A review by jenbsbooks
The Sun Down Motel by Simone St. James

3.25

A friend recommended this, and I saw it mentioned in my FB groups. I had a bit of a wait but was happy the hold came in during "spooky" season/October.  While this kept my interest while I was immersed in the book, as it ended and I reflect on it ... there just seemed to be so many things that were unexplained. Red herrings. Little tidbits just 'there' without coming back to tie-in to the story in any way. 

SPOILERS
We know why Betty haunts the hotel, but why the little boy (he was hurt there, but didn't die there, and it was an accident) and the manager (he died there, but still ... he doesn't serve any purpose, that I remember). Why the whole back story for Nick - was it important that his father heard voiced (not related to the girls hearing voices, you think there might be a connection, but no).

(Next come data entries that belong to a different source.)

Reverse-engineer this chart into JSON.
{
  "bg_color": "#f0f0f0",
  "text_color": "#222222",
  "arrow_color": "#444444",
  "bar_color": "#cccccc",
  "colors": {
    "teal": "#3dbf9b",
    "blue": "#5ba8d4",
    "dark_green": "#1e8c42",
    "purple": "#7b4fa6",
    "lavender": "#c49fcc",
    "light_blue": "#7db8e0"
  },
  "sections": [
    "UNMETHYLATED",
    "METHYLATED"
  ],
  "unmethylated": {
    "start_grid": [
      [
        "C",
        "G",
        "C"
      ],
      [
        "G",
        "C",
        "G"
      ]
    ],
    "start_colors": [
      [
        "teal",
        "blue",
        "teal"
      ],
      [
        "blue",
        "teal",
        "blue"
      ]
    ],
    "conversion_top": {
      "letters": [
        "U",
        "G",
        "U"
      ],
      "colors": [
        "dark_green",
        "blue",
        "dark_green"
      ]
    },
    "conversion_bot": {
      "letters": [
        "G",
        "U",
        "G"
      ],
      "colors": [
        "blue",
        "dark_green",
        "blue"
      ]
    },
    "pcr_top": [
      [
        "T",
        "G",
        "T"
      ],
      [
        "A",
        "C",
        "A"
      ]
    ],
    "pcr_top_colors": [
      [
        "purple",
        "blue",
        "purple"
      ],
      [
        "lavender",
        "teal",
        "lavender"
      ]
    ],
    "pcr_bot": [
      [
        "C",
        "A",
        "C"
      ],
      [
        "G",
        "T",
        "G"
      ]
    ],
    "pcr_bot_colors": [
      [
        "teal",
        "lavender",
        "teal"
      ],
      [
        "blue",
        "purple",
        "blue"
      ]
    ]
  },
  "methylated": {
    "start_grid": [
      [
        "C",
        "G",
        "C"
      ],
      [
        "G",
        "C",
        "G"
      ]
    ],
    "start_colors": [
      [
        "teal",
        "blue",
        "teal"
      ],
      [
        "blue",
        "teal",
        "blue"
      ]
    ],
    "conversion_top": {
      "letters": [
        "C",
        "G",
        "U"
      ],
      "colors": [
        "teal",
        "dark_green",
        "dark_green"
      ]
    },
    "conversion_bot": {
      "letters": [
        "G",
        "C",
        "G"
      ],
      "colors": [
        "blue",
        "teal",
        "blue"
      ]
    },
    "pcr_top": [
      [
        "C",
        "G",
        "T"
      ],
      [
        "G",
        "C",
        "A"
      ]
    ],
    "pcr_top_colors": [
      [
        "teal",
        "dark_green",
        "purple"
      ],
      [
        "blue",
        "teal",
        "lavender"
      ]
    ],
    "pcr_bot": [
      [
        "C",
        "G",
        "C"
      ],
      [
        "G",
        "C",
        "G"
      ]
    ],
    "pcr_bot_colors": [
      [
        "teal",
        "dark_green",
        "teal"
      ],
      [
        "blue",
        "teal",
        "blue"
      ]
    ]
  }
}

Why all the descriptions of Heather in her big coats, the cold air around her ... I know I wasn't the only one who thought she might be a ghost, but no, just the author playing with the reader. Why couldn't Viv have just claimed self-defense? She had been attacked (even if it wasn't by  Simon Hess) ... honestly, when that attack was happening, I was going to be pretty frustrated if he whole time Viv had been killed by some random guy not connected to all the other stuff. There were just so many conveniences and coincidences that if one stops to think about it, the suspension of disbelief is too much, even for a ghost story. Viv just happens to be a perfect mimic to recreate voices and impersonate people as needed, the "teen girl figures out everything the police can't" trope, that she just happens to get dropped a ton of money when she needs to take off, that she happens to know a guy who knows people who can set her up with a new identity. That she can come back to a tiny little town and have no one recognize her.


Two timelines -- no numerical chapters, just the POV  of Viv (3rd person/past tense, in 1982) and Carly (1st person/past tense, in 2017). This "chapter" setup makes it really hard to find one's spot between formats. I had this out in both audio and kindle. I went primarily with the audio and I was glad I didn't need to find my spot in the text (but I referred to the Kindle copy a lot afterward, reviewing, checking).  I was really glad for the two different narrators, distinctive voices for the two timeline/characters. 

ProFanity (x20). I also noticed the word "rifled" used several (6) times. It's just a word I note, and did the author mean rifled or riffled, and did the narrator get the pronunciation correct? Here, I do think rifled was the correct term, but to have someone be "rifling" through things six times in the book seemed like a lot of rifling. 

So, for me, it was fine, kept my interest, but not one I'd rave about.